III-V materials are the materials of choice for fabricating optoelectronic emitters and detectors for a variety of applications. One reason for this is that the bandgap of the material can be chosen for the specific wavelength of interest. Fiber optic systems typically use the 1.33 μm (micrometer) and 1.50 μm wavelengths because of their transmission characteristics.
Historically, the vast majority of 1.33 μm and 1.50 μm emitters and detectors employ indium gallium arsenide (InGaAs) alloys as the emitting and detecting medium. To generate high quality InGaAs needed for an emitter or detector, it is preferred that the material be as free as possible of crystalline defects. The alloy composition and thickness of the InGaAs layers needed for functional devices necessitates growth on an indium phosphide (InP) substrate since InP has the same in-plane lattice parameter as In0.53Ga0.47As (Eg=0.75 eV at 300 K which corresponds to a wavelength of 1.65 μm).

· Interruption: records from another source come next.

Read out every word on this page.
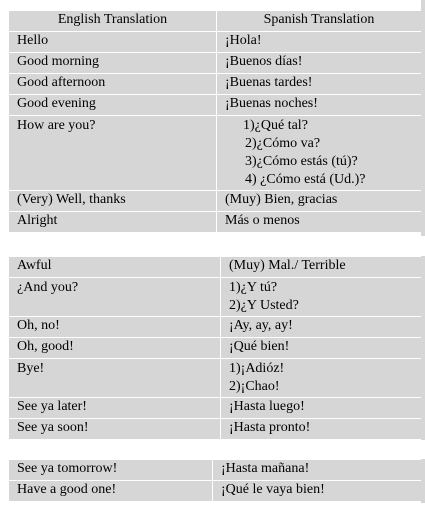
English Translation	Spanish Translation
Hello	¡Hola!

Good morning	¡Buenos días!

Good afternoon	¡Buenas tardes!

Good evening	¡Buenas noches!

How are you?	1)¿Qué tal?
2)¿Cómo va?
3)¿Cómo estás (tú)?
4) ¿Cómo está (Ud.)?

(Very) Well, thanks	(Muy) Bien, gracias

Alright	Más o menos
Awful	(Muy) Mal./ Terrible

¿And you?	1)¿Y tú?
2)¿Y Usted?

Oh, no!	¡Ay, ay, ay!

Oh, good!	¡Qué bien!

Bye!	1)¡Adióz!
2)¡Chao!

See ya later!	¡Hasta luego!

See ya soon!	¡Hasta pronto!
See ya tomorrow!	¡Hasta mañana!

Have a good one!	¡Qué le vaya bien!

From a cost perspective, it would be preferable to grow optoelectronic detectors and emitters on a less expensive substrate than InP, such as gallium arsenide (GaAs), germanium (Ge), or silicon (Si). However, the lattice mismatch between less expensive substrates and InGaAs alloys of desired composition results in highly defective material when grown sufficiently thick to fabricate a viable detector or emitter. Substrate cost is a significant portion of overall manufacturing cost, and therefore, finding a route to grow a material of sufficient bandgap on a less expensive substrate is of significant technical and practical interest.